Aperçu
La nouvelle Loi sur les privilèges de construction des Territoires du Nord-Ouest (la « LPC »)[1] est entrée en vigueur le 1er septembre 2025. La LPC remplace la Loi sur le privilège des constructeurs et des fournisseurs de matériaux (la « LPCFM »)[2] et harmonise davantage la législation sur les privilèges des Territoires du Nord-Ouest (« T.N.-O. ») avec celle en vigueur dans d’autres administrations canadiennes. Malgré les progrès ainsi réalisés, certaines dispositions ajoutées récemment à plusieurs lois provinciales sur les privilèges sont toujours absentes de la LPC.
Le présent article résume les principales nouveautés figurant dans la LPC et compare cette dernière à la législation sur les privilèges en vigueur dans d’autres administrations canadiennes. Les ajouts à la LPC comprennent des modifications importantes concernant l’étendue des droits et recours dans le cadre d’un projet de construction en général et la procédure qui s’y rapporte, y compris les fiducies relatives aux fonds du projet, l’exécution substantielle, les retenues et les cautionnements, ainsi que l’extinction, la conservation, l’opposabilité et la priorité des privilèges.
Nouveautés de la LPC
Dispositions relatives aux fiducies
La LPCFM ne comprenait aucune disposition relative aux fiducies. La partie 2 de la LPC introduit un cadre de fiducie détaillé qui s’applique à plusieurs niveaux de paiement dans les projets de construction. Les particularités de ce nouveau cadre de fiducie mis en œuvre en vertu de la LPC sont présentées ci-dessous :
- Propriétaire :[3]
- Le propriétaire est explicitement considéré comme un fiduciaire de certains montants réputés constituer des fonds en fiducie, à savoir :
- Les montants reçus par un propriétaire qui servent à financer les améliorations d’un bien-fonds (y compris les montants destinés au paiement du prix d’achat du bien-fonds amélioré et des grèvements antérieurs);
- Les montants payables par le propriétaire reçus sur la foi d’un certificat de la personne qui autorise le paiement; et
- Lorsqu’un certificat atteste ou qu’un tribunal déclare l’exécution substantielle d’un contrat, un montant égal au montant qui est échu relativement à la partie du contrat exécuté pour l’essentiel qui est reçu par le propriétaire.

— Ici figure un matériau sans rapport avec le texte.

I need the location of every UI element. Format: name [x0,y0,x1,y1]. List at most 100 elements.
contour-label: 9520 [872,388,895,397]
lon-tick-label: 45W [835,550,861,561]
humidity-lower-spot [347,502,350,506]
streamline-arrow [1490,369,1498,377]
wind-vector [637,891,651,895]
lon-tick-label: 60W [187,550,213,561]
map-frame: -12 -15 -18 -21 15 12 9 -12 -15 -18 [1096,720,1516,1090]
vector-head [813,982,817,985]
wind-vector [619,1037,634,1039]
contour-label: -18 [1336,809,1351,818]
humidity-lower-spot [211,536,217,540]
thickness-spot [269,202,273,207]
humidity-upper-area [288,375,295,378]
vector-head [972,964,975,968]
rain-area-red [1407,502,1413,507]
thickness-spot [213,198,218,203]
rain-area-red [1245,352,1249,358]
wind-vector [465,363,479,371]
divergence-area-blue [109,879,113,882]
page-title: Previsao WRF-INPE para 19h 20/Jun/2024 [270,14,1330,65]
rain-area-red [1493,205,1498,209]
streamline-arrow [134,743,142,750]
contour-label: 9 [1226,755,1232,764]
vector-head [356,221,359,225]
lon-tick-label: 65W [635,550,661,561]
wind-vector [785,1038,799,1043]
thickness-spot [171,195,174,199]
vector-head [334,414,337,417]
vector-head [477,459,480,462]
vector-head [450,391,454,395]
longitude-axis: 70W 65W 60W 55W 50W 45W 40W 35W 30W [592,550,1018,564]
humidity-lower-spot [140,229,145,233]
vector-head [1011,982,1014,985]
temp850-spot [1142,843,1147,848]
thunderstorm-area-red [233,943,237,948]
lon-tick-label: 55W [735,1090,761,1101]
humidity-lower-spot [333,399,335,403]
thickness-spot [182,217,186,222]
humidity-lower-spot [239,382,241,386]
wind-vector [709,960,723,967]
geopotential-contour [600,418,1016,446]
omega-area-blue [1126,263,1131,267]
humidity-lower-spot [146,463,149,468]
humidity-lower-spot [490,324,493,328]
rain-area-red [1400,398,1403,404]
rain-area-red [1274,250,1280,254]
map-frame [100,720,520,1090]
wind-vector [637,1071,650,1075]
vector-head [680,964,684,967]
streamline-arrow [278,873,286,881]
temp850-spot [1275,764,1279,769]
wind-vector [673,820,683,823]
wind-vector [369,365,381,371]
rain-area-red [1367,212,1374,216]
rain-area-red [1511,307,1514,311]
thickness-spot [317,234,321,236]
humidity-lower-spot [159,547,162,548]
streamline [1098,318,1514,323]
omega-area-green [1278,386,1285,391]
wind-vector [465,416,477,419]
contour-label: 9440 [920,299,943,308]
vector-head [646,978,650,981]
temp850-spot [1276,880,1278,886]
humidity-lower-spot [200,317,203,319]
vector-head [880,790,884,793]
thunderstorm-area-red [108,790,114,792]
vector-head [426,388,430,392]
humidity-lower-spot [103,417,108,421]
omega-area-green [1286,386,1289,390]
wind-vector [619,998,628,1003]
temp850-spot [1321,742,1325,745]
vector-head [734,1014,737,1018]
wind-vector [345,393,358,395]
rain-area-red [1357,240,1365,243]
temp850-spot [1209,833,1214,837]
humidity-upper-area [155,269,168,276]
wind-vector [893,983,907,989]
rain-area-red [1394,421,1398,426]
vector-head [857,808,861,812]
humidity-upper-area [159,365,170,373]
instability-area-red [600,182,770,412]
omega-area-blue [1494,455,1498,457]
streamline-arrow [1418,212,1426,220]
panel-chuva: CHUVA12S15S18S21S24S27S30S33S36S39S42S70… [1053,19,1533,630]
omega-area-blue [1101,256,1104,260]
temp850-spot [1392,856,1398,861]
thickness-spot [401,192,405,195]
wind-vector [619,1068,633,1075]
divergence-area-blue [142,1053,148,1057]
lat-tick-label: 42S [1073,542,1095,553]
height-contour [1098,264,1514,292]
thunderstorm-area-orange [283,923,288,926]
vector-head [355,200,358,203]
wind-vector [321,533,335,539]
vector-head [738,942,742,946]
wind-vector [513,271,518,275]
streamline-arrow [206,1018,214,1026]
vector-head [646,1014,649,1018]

- Il est explicitement interdit au propriétaire de s’approprier ou d’affecter quelque partie que ce soit des fonds en fiducie avant que l’entrepreneur n’ait reçu tous les montants qui lui sont dus par le propriétaire relativement aux améliorations du bien-fonds.
- Le propriétaire est explicitement considéré comme un fiduciaire de certains montants réputés constituer des fonds en fiducie, à savoir :
- Fiducie au bénéfice des entrepreneurs et des sous-traitants[4] :
- Les montants dus à un entrepreneur ou à un sous-traitant, ou reçus par un entrepreneur ou un sous-traitant (qu’ils soient ou non échus ou exigibles), sont réputés constituer un fonds en fiducie au bénéfice des personnes suivantes :
- Les sous-traitants; et
- Toute autre personne qui a fourni des services ou des matériaux en vue des améliorations et que l’entrepreneur ou le sous-traitant n’a pas encore acquittée,
- Tout entrepreneur ou sous-traitant qui reçoit les fonds en fiducie ou à qui les fonds en fiducie sont dus est explicitement déclaré fiduciaire.
- Il est explicitement interdit aux entrepreneurs et aux sous-traitants qui sont fiduciaires de s’approprier ou d’affecter quelque partie que ce soit des fonds en fiducie avant que les bénéficiaires n’aient été payés.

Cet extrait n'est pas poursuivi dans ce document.